Si en Honduras hubiera un sistema parlamentario en lugar de presidencialista, el Congreso hubiera emitido un voto de censura ante las desmesuras del jefe de gobierno (aunque, para empezar, en los parlamentarismos no suele haber límites a la reelección, que es decidida internamente por el partido al que pertenece el jefe de gobierno o bien por el electorado a través de las urnas, según el caso). Si Zelaya hubiera considerado que la censura parlamentaria era injusta y que su causa estaba respaldada por la mayoría ciudadana, entonces hubiera respondido disolviendo al Congreso (algo para lo cual está facultado un primer ministro en el parlamentarismo). Y, en ese caso, hubiera sido la ciudadanía, no el Ejército, quien inclinara la balanza a favor del jefe de gobierno o del Congreso que lo ha censurado. Así ocurrió con Junichiro Koizumi, ex premier japonés, al intentar en 2005 una importante reforma que afectaba los intereses de su partido, pero beneficiaba a la ciudadanía. Recibió censura parlamentaria, por lo que disolvió la Dieta y llamó a elecciones extraordinarias en tres meses, en las que los electores respaldaron a Koizumi y reconfiguraron la Dieta con diputados favorables al proyecto del primer ministro. Todo legal, todo institucional, todo legítimo, y sin peligros de inestabilidad o confrontación social. El parlamentarismo tiene un diseño más racional y menos riesgoso que el presidencialismo (al menos fuera de Estados Unidos). No es la panacea, pero permite dirimir los conflictos entre poderes sin costos de legitimidad y con poquísimas probabilidades de inestabilidad.

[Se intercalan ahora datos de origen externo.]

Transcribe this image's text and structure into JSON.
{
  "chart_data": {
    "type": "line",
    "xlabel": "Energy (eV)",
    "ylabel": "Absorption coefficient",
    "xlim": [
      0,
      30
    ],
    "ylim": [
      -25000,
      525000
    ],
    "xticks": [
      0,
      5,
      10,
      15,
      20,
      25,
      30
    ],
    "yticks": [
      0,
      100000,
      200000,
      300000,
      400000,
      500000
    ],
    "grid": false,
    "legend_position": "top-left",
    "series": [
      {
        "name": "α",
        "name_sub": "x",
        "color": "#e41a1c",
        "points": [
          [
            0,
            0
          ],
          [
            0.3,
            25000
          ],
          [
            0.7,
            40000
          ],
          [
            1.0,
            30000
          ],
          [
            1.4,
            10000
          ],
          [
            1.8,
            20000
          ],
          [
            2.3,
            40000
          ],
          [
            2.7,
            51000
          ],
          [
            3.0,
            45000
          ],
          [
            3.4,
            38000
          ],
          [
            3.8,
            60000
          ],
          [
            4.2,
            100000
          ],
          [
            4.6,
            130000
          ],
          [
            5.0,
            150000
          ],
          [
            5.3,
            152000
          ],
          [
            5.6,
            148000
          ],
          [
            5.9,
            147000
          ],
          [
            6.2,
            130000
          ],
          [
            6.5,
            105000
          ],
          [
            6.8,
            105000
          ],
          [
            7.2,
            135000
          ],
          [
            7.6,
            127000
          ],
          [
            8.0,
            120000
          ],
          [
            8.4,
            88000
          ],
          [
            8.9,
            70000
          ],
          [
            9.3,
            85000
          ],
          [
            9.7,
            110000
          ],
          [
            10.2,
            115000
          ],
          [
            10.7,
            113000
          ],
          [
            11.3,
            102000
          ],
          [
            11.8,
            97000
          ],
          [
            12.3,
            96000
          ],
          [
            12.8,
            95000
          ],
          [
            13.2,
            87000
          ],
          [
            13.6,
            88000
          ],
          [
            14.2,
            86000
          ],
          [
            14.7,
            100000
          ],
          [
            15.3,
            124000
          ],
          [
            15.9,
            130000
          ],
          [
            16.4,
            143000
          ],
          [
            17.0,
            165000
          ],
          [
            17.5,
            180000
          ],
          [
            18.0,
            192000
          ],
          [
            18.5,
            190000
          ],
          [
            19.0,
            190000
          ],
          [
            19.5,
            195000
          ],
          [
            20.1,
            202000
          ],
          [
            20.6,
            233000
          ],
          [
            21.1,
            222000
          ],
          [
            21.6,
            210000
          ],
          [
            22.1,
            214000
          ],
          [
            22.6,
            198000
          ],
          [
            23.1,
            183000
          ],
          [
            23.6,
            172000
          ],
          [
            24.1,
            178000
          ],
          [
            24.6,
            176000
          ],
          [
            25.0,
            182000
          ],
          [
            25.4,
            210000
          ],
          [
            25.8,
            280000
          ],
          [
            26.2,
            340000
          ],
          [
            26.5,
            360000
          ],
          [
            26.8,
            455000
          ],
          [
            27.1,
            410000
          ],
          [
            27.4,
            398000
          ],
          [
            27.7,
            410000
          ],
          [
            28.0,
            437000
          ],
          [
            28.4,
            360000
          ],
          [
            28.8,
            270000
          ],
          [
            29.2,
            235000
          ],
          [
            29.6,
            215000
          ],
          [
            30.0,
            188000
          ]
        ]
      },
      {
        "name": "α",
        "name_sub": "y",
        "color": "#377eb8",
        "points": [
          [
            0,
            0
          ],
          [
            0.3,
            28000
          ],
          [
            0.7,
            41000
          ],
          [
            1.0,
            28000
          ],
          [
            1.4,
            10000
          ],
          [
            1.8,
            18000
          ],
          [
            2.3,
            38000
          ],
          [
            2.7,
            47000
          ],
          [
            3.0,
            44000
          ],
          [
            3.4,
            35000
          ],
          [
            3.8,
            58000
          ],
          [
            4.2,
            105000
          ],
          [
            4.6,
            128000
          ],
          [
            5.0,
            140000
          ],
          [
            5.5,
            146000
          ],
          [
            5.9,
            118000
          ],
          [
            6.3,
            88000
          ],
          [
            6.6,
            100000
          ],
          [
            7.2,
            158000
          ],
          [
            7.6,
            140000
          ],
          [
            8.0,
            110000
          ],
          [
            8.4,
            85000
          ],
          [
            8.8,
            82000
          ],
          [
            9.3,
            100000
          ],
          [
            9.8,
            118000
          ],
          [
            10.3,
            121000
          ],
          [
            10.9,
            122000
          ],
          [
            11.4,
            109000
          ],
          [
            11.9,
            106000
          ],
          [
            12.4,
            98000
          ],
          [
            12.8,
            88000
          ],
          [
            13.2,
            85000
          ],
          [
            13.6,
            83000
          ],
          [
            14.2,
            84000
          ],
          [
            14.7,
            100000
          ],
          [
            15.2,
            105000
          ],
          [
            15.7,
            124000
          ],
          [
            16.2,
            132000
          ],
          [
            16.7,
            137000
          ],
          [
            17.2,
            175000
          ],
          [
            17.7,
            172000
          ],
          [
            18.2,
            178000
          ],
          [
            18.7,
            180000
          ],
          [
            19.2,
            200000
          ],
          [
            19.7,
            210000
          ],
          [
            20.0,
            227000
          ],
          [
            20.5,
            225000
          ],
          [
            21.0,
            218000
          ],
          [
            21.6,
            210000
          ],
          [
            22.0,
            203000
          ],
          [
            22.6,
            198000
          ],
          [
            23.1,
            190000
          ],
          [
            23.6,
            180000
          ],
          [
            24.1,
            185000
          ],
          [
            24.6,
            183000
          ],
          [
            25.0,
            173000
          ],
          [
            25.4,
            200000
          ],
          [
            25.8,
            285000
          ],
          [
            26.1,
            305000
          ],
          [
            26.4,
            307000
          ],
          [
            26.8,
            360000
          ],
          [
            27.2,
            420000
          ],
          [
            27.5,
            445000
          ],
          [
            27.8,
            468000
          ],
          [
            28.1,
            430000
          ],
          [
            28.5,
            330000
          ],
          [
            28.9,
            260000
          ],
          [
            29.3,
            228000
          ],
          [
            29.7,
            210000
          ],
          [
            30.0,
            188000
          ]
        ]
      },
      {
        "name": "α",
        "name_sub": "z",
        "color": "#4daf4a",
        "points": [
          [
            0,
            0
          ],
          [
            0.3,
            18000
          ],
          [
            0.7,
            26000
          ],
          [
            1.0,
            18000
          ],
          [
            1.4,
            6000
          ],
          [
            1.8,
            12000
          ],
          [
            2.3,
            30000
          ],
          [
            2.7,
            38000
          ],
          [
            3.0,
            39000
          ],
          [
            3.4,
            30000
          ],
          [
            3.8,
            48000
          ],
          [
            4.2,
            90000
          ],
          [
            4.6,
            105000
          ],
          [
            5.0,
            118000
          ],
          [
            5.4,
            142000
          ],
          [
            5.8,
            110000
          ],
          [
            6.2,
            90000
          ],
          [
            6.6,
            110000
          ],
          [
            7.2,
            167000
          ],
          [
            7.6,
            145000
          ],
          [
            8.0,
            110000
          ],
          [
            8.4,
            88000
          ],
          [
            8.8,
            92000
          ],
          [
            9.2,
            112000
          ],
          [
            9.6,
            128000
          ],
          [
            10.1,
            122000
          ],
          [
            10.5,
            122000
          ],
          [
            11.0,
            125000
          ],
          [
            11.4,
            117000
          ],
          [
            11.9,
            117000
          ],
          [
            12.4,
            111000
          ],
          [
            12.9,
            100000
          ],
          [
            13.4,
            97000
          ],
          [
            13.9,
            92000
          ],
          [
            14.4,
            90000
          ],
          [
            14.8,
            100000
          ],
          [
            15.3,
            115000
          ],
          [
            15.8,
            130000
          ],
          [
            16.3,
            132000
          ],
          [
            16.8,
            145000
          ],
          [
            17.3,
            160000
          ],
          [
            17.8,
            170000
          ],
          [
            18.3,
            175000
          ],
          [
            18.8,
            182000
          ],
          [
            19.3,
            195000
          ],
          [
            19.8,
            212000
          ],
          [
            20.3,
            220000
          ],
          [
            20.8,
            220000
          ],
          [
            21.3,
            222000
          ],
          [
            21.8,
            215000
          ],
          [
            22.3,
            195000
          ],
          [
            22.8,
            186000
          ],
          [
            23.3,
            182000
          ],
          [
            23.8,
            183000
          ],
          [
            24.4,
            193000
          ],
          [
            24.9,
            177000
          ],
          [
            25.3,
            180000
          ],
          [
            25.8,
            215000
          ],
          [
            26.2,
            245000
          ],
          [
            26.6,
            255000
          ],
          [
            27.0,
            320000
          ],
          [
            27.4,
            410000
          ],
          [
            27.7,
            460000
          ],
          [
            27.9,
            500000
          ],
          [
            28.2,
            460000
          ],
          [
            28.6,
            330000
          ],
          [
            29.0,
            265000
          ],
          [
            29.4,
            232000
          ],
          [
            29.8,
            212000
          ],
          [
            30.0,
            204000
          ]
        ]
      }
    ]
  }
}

En Managua, muchos presidentes latinoamericanos defendieron la continuidad del gobierno de Zelaya ante al despojo del que fue víctima. Es algo positivo, en principio. Pero no deja de ser paradójico, y muy típico de Latinoamérica, oír que algunos de los defensores de la democracia hondureña fueron también golpistas, otros derrocaron gobiernos a través de movilizaciones extrainstitucionales, y otros más llegaron mediante comicios sumamente opacos y cuestionados.
Jefes de Estado más preocupados por la democracia en Honduras que por la de su respectivo país. Es que lo bananero no se nos puede quitar de un día para otro (ni, por lo visto, de un siglo a otro).
Muestrario. No debe extrañar que Felipe Calderón haya diagnosticado que Michael Jackson murió por sobredosis de drogas: tiene experiencia como forense, por ejemplo, cuando determinó que la anciana de Zongolica murió de una gastritis mal cuidada, diagnóstico al que se plegaron todo el aparato nacional y el veracruzano.
Si en Honduras hubiera un sistema parlamentario en vez de presidencialista, el Congreso habría emitido un voto de censura ante las desmesuras del jefe de gobierno.